Лейкозы и миелодиспластические синдромы, страница 17

Сегментоядерные нейтрофилы при ХМЛ, хотя и выглядят нормальными, но содержание гликогена в них и количество гранул может быть уменьшенным, снижена активность МПО и ЩФ, как признак старения отмечается гиперсегментация ядер. Встречается и псевдопельгеровская аномалия в виде задержки сегментации ядер, сохранения круглой или двудольчатой формы ядра, увеличения плотности хроматина при зрелой цитоплазме. Имеются и ультраструктурные изменения, более выраженные в клетках-предшественниках [цит. по 17].

В КМ отмечается также зональность распределения гранулопоэтических клеток: как и при нормальном гемопоэзе менее зрелые клетки (миелоциты и промиелоциты) находятся преимущественно в паратрабекулярных зонах вдоль эндостальной поверхности трабекул и вокруг адвентиции сосудов, а зрелые гранулоциты – в центре межтрабекулярных пространств. Эта особенность распределения гранулоцитов разного уровня дифференцировки хорошо демонстрируется при ШИК-реакции, так как  интенсивность окрашивания усиливается в местах скопления более зрелых клеток [17].

Особенно важна оценка мегакариоцитарного ростка, поскольку в целом изменения КМ при ХМЛ можно отнести к одной из двух групп: однолинейной гранулоцитарной или двухлинейной гранулоцитарно-мегакариоцитарной гиперплазии [13]. В первой группе количество МГЦ может быть уменьшено, сохранено или увеличено, но по строению они не отличаются от нормальных или имеют меньшие размеры.

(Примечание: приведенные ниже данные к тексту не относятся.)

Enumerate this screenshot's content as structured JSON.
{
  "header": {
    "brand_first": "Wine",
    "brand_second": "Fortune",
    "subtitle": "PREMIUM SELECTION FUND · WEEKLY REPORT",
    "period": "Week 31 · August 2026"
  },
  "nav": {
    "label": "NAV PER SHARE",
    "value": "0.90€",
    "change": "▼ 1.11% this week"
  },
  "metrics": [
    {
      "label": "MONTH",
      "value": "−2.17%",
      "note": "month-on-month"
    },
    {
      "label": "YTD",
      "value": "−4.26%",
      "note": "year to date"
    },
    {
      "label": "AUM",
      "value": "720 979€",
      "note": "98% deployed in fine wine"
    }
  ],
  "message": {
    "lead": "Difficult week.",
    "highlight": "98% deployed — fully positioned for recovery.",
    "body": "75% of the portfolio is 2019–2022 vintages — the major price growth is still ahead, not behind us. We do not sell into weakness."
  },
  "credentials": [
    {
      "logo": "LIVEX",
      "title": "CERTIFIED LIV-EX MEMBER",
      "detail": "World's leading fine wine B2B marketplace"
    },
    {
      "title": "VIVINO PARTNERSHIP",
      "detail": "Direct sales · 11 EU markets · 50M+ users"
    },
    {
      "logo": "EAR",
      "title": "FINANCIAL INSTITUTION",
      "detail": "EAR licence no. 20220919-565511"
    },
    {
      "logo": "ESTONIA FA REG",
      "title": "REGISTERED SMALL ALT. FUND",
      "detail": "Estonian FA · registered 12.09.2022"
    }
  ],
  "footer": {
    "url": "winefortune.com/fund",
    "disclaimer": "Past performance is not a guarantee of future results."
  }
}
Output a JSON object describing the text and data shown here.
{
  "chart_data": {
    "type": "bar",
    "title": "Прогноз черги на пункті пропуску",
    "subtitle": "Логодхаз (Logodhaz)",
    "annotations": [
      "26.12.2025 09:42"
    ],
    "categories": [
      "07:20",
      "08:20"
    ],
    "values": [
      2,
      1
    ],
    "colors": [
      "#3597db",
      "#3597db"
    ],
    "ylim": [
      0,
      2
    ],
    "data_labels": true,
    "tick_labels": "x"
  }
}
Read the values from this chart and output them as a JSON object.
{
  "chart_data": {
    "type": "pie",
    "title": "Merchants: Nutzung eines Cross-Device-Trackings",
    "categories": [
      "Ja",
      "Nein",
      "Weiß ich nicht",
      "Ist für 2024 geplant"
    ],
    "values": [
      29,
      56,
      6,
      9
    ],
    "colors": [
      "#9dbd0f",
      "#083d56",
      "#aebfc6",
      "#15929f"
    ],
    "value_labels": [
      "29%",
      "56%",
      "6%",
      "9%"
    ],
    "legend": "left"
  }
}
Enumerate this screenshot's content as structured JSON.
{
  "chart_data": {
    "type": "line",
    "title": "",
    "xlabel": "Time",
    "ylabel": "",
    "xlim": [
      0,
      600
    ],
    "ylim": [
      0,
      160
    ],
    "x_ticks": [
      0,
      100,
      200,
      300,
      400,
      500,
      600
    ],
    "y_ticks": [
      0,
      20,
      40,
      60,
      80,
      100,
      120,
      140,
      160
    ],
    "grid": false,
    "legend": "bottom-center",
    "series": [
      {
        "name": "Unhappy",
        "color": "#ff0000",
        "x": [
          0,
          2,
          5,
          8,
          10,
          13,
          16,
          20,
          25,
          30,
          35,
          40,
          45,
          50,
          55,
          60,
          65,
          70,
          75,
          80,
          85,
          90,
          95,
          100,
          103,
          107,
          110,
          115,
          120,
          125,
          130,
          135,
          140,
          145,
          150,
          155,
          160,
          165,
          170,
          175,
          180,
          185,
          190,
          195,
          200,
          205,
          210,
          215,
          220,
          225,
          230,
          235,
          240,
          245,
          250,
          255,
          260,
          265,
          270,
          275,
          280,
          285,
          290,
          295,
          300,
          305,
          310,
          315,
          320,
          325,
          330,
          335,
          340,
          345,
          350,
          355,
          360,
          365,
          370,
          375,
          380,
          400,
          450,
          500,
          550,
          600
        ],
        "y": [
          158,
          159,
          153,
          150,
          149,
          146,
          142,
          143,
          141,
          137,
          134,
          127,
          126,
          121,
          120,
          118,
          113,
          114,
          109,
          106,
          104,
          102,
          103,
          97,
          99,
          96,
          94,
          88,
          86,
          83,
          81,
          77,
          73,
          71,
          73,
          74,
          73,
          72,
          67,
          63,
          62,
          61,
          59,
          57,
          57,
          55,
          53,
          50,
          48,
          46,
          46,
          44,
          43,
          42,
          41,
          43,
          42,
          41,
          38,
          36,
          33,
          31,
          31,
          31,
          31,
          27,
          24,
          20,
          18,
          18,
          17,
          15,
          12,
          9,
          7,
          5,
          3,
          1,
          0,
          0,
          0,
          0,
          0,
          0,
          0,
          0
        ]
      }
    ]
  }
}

При втором, смешанном варианте, количество МГЦ увеличено. Они плеоморфные, гиперхромные, с нарушением дольчатости ядер, частыми митозами, встречаются микромегакариоциты. Распределяются равномерно, в виде скоплений или тяжей. При выраженной пролиферации МГЦ диагностируется хронический мегакариоцитарно-миелоцитарный лейкоз, однако отличия от ХМЛ при нем не столько клинические, сколько морфологические [41], и требуют проведения дифференциальной диагностики с другими миелопролиферативными заболеваниями.

По мере прогрессирования заболевания можно наблюдать переход от одного варианта к другому, трансформацию в МФ, особенно при смешанном варианте, и переход в бластную фазу, а также гипо- и апластические изменения КМ,  индуцированные химиотерапией.

МФ варьирует от локального сгущения ретикулиновых волокон до диффузного и возникает уже на ранних стадиях или нарастает по мере прогрессирования болезни,  при этом МГЦ могут находиться внутри синусоидов. Макрофаги КМ часто содержат гемосидерин, а при эозинофилии – кристаллы Шарко–Лейдена.

Распаду лейкозных клеток сопутствует появление гистиоцитов цвета морской волны (sea-blue histiocytes), с зернистой голубовато-зеленоватой при окраске по Романовскому--Гимзе цитоплазмой, содержащей липопигменты типа цероида, а также клетки псевдо-Гоше. Это крупные гистиоциты со светлой складчатой цитоплазмой, накапливающие глюкоцереброзиды, как и при болезни Гоше, но в отличие от клеток Гоше, анизотропны. Встречаются в КМ также при лимфогранулематозе, талассемии. Их присутствие указывает на благоприятный прогноз,  а при бластном кризе позволяет провести дифференциальный диагноз с ОЛ. Типичным также является истончение трабекул центральных отделов КМ при сохранении их в субкортикальных отделах.

Смена медленно текущей хронической фазы ХМЛ более агрессивной терминальной по клинике и морфологическим изменениям аналогична возникающему de novo острому лейкозу.

Гематологические признаки бластного криза:

*   30 % и более бластных клеток в КМ и/или периферической крови;

*   очаги бластных клеток в биоптате КМ;

*   эктрамедуллярные очаги с бластными клетками.

Чаще поражаются лимфоузлы, селезенка, экстрамедуллярная опухоль иногда напоминает злокачественную лимфому. Появляющиеся при этом бласты имеют морфологические и иммунофенотипические признаки лимфоидной и/или миелоидной дифференцировки (эритро-, миело-, мегакариобласты), а процесс в целом носит характер острого панмиелоза. Начальные морфологические проявления бластной фазы следует искать в паратрабекулярной зоне и вокруг сосудов, где происходит пролиферация незрелых клеток-предшественниц. В дальнейшем фокальная трансформация бластов приобретает все более диффузный характер.